The plug was pulled on further development work on Roger Rabbit at the Disney studio in 1983. Darrell Van Citters was assigned as director of a Special Projects unit. This unit was set up off the Disney lot on Glen Oaks Blvd. in northern Burbank. They eventually began work on a ‘Sport Goofy’ project. ‘Sport Goofy’ was a Disney Marketing initiative. It was intended as a vehicle to renew the library of Goofy sports-related ‘How To…‘ shorts. They saw it as an opportunity to put the Disney brand on a wide range of sports merchandise in anticipation of the 1984 Summer Olympic Games in Los Angeles.
The film was never intended to be of ‘theatrical-release’ quality. By early 1984 there wasn’t nearly enough urgency on the featurette as there should have been… with the 1984 Olympics almost upon them. The project hadn’t even been assigned a bonafide producer. Tad Stones, Joe Ranft, and Mike Giaimo had writing credits on the featurette. Chris Buck came back to Disney in late 1984 to work on Sport Goofy in Soccermania. The old Roger Rabbit development team crew was intact – they were having fun and engaged in a little bit of subversion. They placed an early version of Roger Rabbit in a crowd scene… clapping wildly in the middle of a group of other ‘funny animal’ spectators at a soccer game.
Michael Eisner, Frank Wells, and Jeffrey Katzenberg joined Disney in September 1984. Not long after, they deemed Sport Goofy in Soccermania as ‘unreleasable.’ The Special Project unit came under the control of the Television Animation Group and Van Citters felt that he had been blind-sided again. Van Citters’ and Giaimo’s version of ‘Sport Goofy’ was zany and quirky. Ward Kimball was brought in as a consultant… to ‘fix’ it. Even Ward thought that it was bizarre and stayed only long enough to make notes and suggestions. Eventually, Matt O’Callaghan was brought in as the new director. The story was modified considerably and new animation was created. The Sport Goofy in Soccermania featurette was finally released in 1987.
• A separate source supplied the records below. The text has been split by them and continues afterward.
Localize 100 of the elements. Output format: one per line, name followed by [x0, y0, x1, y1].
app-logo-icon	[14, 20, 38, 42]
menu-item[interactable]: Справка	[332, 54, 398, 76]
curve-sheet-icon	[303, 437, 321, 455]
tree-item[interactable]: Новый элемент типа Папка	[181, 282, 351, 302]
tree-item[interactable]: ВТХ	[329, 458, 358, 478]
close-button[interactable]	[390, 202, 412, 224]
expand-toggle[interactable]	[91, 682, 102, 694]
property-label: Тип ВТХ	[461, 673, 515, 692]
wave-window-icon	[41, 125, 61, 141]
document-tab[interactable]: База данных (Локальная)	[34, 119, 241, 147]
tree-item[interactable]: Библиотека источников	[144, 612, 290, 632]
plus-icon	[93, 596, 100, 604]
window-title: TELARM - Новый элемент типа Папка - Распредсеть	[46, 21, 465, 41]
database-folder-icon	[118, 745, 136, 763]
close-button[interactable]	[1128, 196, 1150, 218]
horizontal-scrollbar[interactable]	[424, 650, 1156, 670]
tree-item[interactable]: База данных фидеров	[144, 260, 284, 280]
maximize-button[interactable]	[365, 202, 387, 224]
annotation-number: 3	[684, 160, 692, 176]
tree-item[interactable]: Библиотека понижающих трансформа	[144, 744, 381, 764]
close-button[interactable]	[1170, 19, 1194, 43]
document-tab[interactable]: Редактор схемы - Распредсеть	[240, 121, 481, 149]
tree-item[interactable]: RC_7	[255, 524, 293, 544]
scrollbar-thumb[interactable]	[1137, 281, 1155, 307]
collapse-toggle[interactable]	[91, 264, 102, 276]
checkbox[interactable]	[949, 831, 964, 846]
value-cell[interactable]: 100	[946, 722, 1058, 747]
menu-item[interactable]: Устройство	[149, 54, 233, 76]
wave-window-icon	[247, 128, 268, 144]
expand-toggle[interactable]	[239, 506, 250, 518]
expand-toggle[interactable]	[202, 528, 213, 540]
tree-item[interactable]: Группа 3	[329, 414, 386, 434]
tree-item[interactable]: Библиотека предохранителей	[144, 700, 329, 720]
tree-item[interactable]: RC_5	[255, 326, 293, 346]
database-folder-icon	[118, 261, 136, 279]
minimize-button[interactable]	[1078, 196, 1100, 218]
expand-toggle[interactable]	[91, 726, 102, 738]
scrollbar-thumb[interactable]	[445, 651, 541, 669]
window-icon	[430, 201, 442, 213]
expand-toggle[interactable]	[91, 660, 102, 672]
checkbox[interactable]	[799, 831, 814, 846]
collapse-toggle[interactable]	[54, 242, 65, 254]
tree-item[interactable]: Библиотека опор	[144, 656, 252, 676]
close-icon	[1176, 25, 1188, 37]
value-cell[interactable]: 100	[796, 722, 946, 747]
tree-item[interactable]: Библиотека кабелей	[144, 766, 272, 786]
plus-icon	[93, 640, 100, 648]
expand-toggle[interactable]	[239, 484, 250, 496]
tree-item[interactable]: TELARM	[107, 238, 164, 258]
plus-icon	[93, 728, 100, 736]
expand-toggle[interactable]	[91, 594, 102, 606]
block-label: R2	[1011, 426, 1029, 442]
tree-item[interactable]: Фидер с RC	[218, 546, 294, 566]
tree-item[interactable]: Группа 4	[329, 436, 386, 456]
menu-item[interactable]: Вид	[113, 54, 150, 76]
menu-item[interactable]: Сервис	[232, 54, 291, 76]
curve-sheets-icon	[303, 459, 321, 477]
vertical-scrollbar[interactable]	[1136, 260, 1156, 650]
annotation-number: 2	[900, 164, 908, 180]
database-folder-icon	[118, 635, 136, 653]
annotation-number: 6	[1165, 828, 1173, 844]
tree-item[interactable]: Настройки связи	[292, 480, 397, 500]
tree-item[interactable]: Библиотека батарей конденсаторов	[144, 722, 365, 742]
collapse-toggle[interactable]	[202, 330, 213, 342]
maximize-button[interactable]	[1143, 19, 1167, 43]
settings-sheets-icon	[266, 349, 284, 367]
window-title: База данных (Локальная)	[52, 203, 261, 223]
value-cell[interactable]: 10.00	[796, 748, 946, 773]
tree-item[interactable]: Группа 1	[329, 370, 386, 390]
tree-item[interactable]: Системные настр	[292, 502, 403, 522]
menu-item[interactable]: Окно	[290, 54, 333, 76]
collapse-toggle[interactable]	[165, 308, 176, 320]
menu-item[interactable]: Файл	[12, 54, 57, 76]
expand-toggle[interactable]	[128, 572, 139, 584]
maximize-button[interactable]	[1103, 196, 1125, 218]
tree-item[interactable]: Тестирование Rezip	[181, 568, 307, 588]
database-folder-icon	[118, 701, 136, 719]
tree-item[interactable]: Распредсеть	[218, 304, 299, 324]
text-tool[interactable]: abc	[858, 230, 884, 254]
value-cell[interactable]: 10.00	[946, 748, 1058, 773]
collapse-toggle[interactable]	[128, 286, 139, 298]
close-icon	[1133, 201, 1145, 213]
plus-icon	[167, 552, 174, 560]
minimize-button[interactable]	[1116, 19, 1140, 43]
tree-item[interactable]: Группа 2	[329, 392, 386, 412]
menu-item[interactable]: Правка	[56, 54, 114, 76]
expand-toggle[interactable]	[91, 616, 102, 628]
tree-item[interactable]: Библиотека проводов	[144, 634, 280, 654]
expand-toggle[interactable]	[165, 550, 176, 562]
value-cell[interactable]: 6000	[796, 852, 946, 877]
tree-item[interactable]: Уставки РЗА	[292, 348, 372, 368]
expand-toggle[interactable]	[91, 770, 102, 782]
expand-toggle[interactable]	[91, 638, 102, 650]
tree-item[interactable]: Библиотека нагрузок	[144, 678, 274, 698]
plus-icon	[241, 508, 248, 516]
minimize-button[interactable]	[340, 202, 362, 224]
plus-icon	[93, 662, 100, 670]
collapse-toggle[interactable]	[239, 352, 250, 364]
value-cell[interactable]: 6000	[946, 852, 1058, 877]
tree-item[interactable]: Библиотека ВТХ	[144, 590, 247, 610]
The ‘Sport Goofy’ initiative did yield a wide variety of Disney-branded sports merchandise, but the campaign was not so prominent in North America. It took hold more in Europe, where ‘funny animal’ comic books were still going strong.
Sport Goofy in Soccermania was almost impossible to find in North America until recently. One had to buy foreign language VHS videotapes from eBay in order to see it. Nevertheless, it can be seen as the direct antecedent of the DuckTales television series.